Les PDG de BMW et Mercedes-Benz ne sont pas d’accord avec l’imposition de droits de douane supplémentaires sur les importations de voitures électriques chinoises et disent même que c’est une mauvaise idée car cela pourrait avoir des effets contre-productifs. Il y a cependant ceux qui ont un avis différent, probablement parce qu’il n’y a pas de production en Chine.
Alors que l’Union européenne étudie l’opportunité d’imposer des droits de douane sur les importations de véhicules électriques chinois pour protéger l’industrie européenne, les Allemands de BMW et Mercedes-Benz se disent contre cette mesure car elle pourrait se retourner contre eux.

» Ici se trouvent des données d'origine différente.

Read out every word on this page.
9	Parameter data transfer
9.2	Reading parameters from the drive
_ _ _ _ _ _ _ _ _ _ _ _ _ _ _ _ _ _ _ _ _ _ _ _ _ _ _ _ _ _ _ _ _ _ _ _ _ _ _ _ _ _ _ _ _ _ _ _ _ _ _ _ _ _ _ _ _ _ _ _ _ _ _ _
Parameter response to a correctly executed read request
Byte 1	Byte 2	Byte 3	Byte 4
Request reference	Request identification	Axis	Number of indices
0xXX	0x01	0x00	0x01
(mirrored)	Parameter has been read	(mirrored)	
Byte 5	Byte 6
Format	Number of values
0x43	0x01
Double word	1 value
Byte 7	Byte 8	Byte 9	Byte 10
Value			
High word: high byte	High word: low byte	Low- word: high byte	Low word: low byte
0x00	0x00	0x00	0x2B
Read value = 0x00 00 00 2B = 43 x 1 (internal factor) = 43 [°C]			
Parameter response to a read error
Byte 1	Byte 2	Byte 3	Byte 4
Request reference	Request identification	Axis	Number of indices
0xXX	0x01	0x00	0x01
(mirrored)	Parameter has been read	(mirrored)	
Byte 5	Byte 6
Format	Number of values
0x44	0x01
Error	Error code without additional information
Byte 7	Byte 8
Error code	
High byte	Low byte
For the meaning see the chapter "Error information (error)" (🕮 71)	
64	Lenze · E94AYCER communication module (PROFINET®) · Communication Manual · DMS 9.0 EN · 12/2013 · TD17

Pour promouvoir la croissance de son industrie automobile, la Chine a offert de généreuses subventions aux entreprises locales qui produisent des véhicules électriques et leurs batteries.
Même si cette mesure a été couronnée de succès, le problème est que les constructeurs chinois produisent désormais plus de véhicules qu’ils ne peuvent en vendre sur le marché intérieur, ce qui fait craindre qu’ils ne concurrencent férocement les constructeurs européens et vendent des véhicules à des prix imbattables.

Toutefois, BMW et Mercedes-Benz, qui possèdent des usines en Chine, affirment que l’introduction de droits de douane sur les voitures et les composants fabriqués en Chine pourrait ralentir la transition de l’Europe vers les véhicules électriques.
« Je ne pense pas que notre industrie ait besoin de protection », a déclaré à Reuers le PDG de BMW, Oliver Zipse. « Il n’y a pas de Green Deal en Europe sans les ressources de la Chine. »
Salut Kaellenius d’accord
Le PDG de Mercedes-Benz, Ola Kaellenius, est d’accord avec Oliver Zipse, réitérant son opposition aux restrictions commerciales avec la Chine. En fait, il a récemment soutenu que l’Union européenne devrait réduire les tarifs douaniers, et non les augmenter.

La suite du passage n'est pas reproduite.